NO donors potentiate the β-adrenergic stimulation of I_Ca,L and the muscarinic activation of I_K,ACh in rat cardiac myocytes

Abstract

The effects of nitric oxide (NO) donors on the L-type Ca²⁺ current (I_Ca,L) and the muscarinic activated K⁺ current (I_K,ACh) were studied in isolated rat cardiac myocytes. The nitrosothiol S-nitroso-N-acetyl-d,d-penicillamine (SNAP, 1 pm-1 μm) strongly potentiated the stimulation of the I_Ca,L elicited by subthreshold concentrations of isoprenaline (Iso, 0.1–0.5 nm) in ventricular myocytes.

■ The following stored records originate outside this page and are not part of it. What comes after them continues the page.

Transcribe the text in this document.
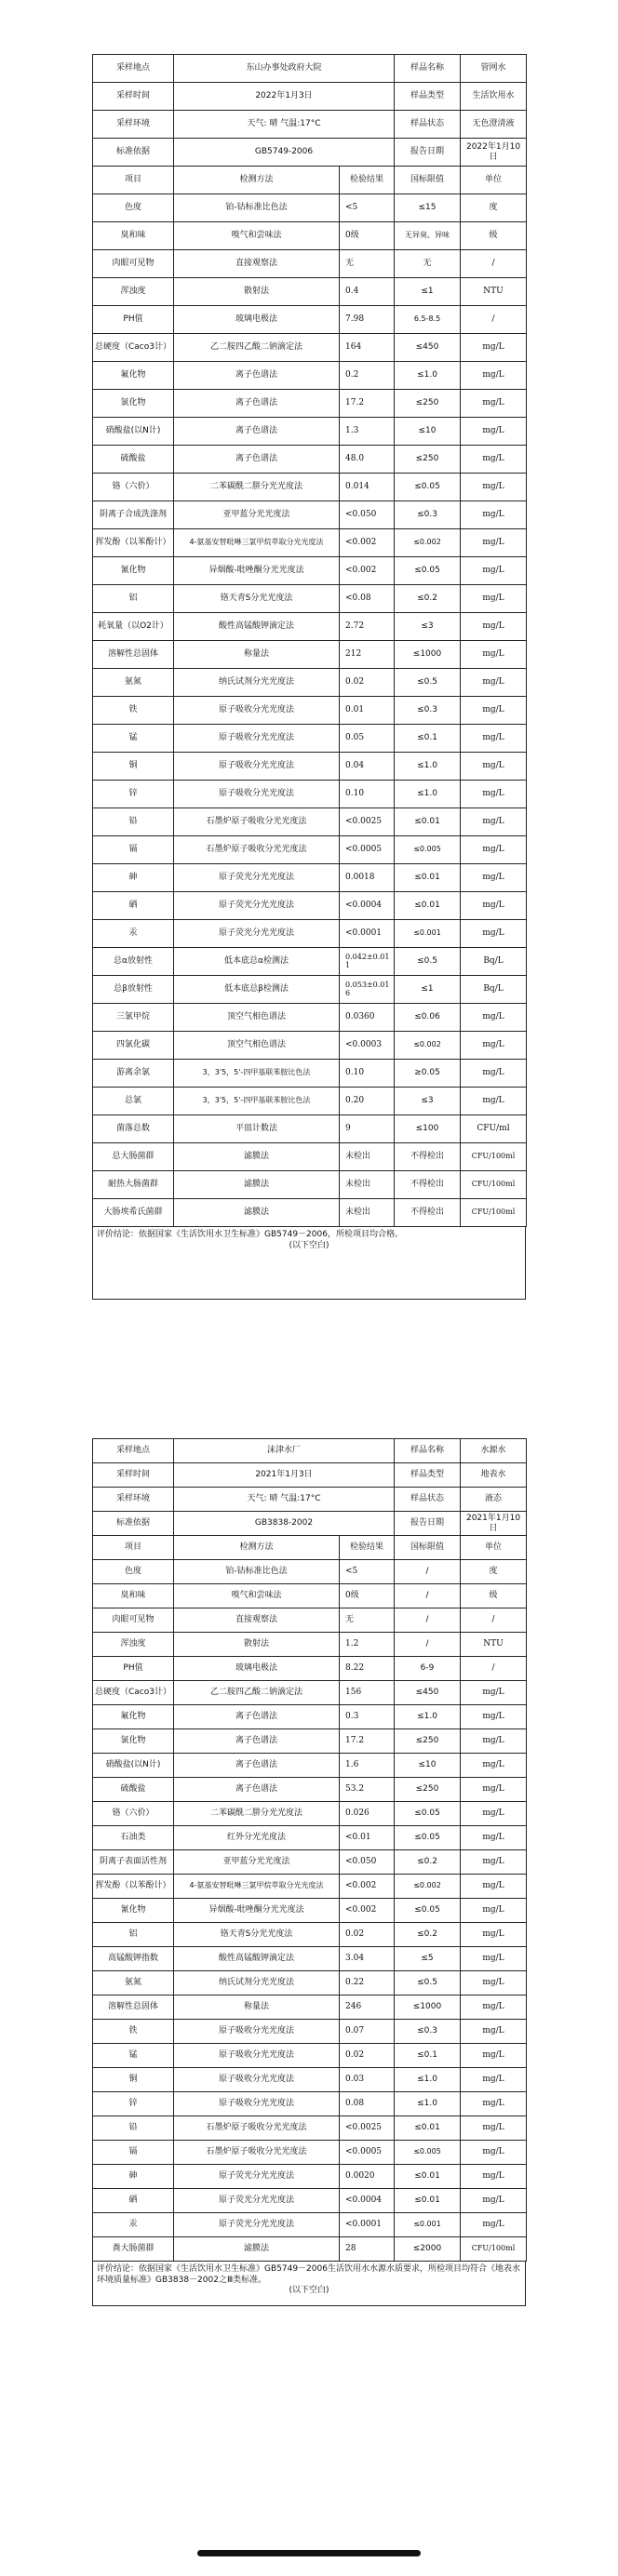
采样地点	东山办事处政府大院		样品名称	管网水
采样时间	2022年1月3日		样品类型	生活饮用水
采样环境	天气: 晴 气温:17°C		样品状态	无色澄清液
标准依据	GB5749-2006		报告日期	2022年1月10日
项目	检测方法	检验结果	国标限值	单位
色度	铂-钴标准比色法	<5	≤15	度
臭和味	嗅气和尝味法	0级	无异臭、异味	级
肉眼可见物	直接观察法	无	无	/
浑浊度	散射法	0.4	≤1	NTU
PH值	玻璃电极法	7.98	6.5-8.5	/
总硬度（Caco3计）	乙二胺四乙酸二钠滴定法	164	≤450	mg/L
氟化物	离子色谱法	0.2	≤1.0	mg/L
氯化物	离子色谱法	17.2	≤250	mg/L
硝酸盐(以N计)	离子色谱法	1.3	≤10	mg/L
硫酸盐	离子色谱法	48.0	≤250	mg/L
铬（六价）	二苯碳酰二肼分光光度法	0.014	≤0.05	mg/L
阴离子合成洗涤剂	亚甲蓝分光光度法	<0.050	≤0.3	mg/L
挥发酚（以苯酚计）	4-氨基安替吡啉三氯甲烷萃取分光光度法	<0.002	≤0.002	mg/L
氰化物	异烟酸-吡唑酮分光光度法	<0.002	≤0.05	mg/L
铝	铬天青S分光光度法	<0.08	≤0.2	mg/L
耗氧量（以O2计）	酸性高锰酸钾滴定法	2.72	≤3	mg/L
溶解性总固体	称量法	212	≤1000	mg/L
氨氮	纳氏试剂分光光度法	0.02	≤0.5	mg/L
铁	原子吸收分光光度法	0.01	≤0.3	mg/L
锰	原子吸收分光光度法	0.05	≤0.1	mg/L
铜	原子吸收分光光度法	0.04	≤1.0	mg/L
锌	原子吸收分光光度法	0.10	≤1.0	mg/L
铅	石墨炉原子吸收分光光度法	<0.0025	≤0.01	mg/L
镉	石墨炉原子吸收分光光度法	<0.0005	≤0.005	mg/L
砷	原子荧光分光光度法	0.0018	≤0.01	mg/L
硒	原子荧光分光光度法	<0.0004	≤0.01	mg/L
汞	原子荧光分光光度法	<0.0001	≤0.001	mg/L
总α放射性	低本底总α检测法	0.042±0.011	≤0.5	Bq/L
总β放射性	低本底总β检测法	0.053±0.016	≤1	Bq/L
三氯甲烷	顶空气相色谱法	0.0360	≤0.06	mg/L
四氯化碳	顶空气相色谱法	<0.0003	≤0.002	mg/L
游离余氯	3，3'5，5'-四甲基联苯胺比色法	0.10	≥0.05	mg/L
总氯	3，3'5，5'-四甲基联苯胺比色法	0.20	≤3	mg/L
菌落总数	平皿计数法	9	≤100	CFU/ml
总大肠菌群	滤膜法	未检出	不得检出	CFU/100ml
耐热大肠菌群	滤膜法	未检出	不得检出	CFU/100ml
大肠埃希氏菌群	滤膜法	未检出	不得检出	CFU/100ml
评价结论：依据国家《生活饮用水卫生标准》GB5749－2006，所检项目均合格。
(以下空白)
采样地点	沫津水厂		样品名称	水源水
采样时间	2021年1月3日		样品类型	地表水
采样环境	天气: 晴 气温:17°C		样品状态	液态
标准依据	GB3838-2002		报告日期	2021年1月10日
项目	检测方法	检验结果	国标限值	单位
色度	铂-钴标准比色法	<5	/	度
臭和味	嗅气和尝味法	0级	/	级
肉眼可见物	直接观察法	无	/	/
浑浊度	散射法	1.2	/	NTU
PH值	玻璃电极法	8.22	6-9	/
总硬度（Caco3计）	乙二胺四乙酸二钠滴定法	156	≤450	mg/L
氟化物	离子色谱法	0.3	≤1.0	mg/L
氯化物	离子色谱法	17.2	≤250	mg/L
硝酸盐(以N计)	离子色谱法	1.6	≤10	mg/L
硫酸盐	离子色谱法	53.2	≤250	mg/L
铬（六价）	二苯碳酰二肼分光光度法	0.026	≤0.05	mg/L
石油类	红外分光光度法	<0.01	≤0.05	mg/L
阴离子表面活性剂	亚甲蓝分光光度法	<0.050	≤0.2	mg/L
挥发酚（以苯酚计）	4-氨基安替吡啉三氯甲烷萃取分光光度法	<0.002	≤0.002	mg/L
氰化物	异烟酸-吡唑酮分光光度法	<0.002	≤0.05	mg/L
铝	铬天青S分光光度法	0.02	≤0.2	mg/L
高锰酸钾指数	酸性高锰酸钾滴定法	3.04	≤5	mg/L
氨氮	纳氏试剂分光光度法	0.22	≤0.5	mg/L
溶解性总固体	称量法	246	≤1000	mg/L
铁	原子吸收分光光度法	0.07	≤0.3	mg/L
锰	原子吸收分光光度法	0.02	≤0.1	mg/L
铜	原子吸收分光光度法	0.03	≤1.0	mg/L
锌	原子吸收分光光度法	0.08	≤1.0	mg/L
铅	石墨炉原子吸收分光光度法	<0.0025	≤0.01	mg/L
镉	石墨炉原子吸收分光光度法	<0.0005	≤0.005	mg/L
砷	原子荧光分光光度法	0.0020	≤0.01	mg/L
硒	原子荧光分光光度法	<0.0004	≤0.01	mg/L
汞	原子荧光分光光度法	<0.0001	≤0.001	mg/L
粪大肠菌群	滤膜法	28	≤2000	CFU/100ml
评价结论：依据国家《生活饮用水卫生标准》GB5749－2006生活饮用水水源水质要求，所检项目均符合《地表水环境质量标准》GB3838－2002之Ⅲ类标准。
(以下空白)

The effect of SNAP was mimicked by 2-(N,N-diethylamino)-diazenolate-2-oxide (DEANO, 1 pm-1 nm), a NONOate that spontaneously releases NO in a pH-controlled manner, and was blunted by 2-(4-carboxyphenyl)-4,4,5,5-tetramethylimidazoline-1-oxyl-3-oxide (100 μm), a NO trap. 1H-[1,2,4]Oxadiazolo[4,3-a]quinoxaline-1-one (10 μm), a guanylyl cyclase inhibitor, did not alter the effect of SNAP. SNAP (1 pm-1 μm) did not modify the effect of L858051 (0.1–0.3 μm), a forskolin analogue that activates adenylyl cyclase, on I_Ca,L and did not enhance the basal I_Ca,L in the presence of rolipram (1 μm), a phosphodiesterase type 4 inhibitor. Superfusion with Rp-CPT-cAMPS (500 μm), or internal dialysis with cAMP-dependent protein kinase (cA-PK) inhibitory peptide (PKI; 20 μm), inhibitors of the cA-PK, blunted the effect of SNAP (1 nm and 1 μm) on the Iso-stimulated (1‐100 pm) I_Ca,L. SNAP (1 nm and 1 μm) potentiated the threshold stimulation of I_Ca,L elicited by internal GTP-γS (10 μm), a non-hydrolysable analogue of GTP. SNAP (1 pm-1 μm) and DEANO (1 μm) potentiated the stimulation of I_K,ACh elicited by low concentrations of ACh (1–2 nm) in rat atrial myocytes. The threshold stimulation of I_K,ACh elicited by internal 5′-guanylylimidodiphosphate (10 μm) was also potentiated by NO donors. SNAP (1 μm) did not modify I_K,ACh reconstituted in human embryonic kidney 293 cells, in the absence or in the presence of ACh (1 or 10 nm). Taken together, these data suggest that NO is a cGMP-independent modulator of G-protein-coupled muscarinic and β-adrenergic receptor actions on cardiac ion channels. Although this action of NO seemed to occur at the level of G proteins, it appeared to require a component distinct from receptors, G proteins or their effectors.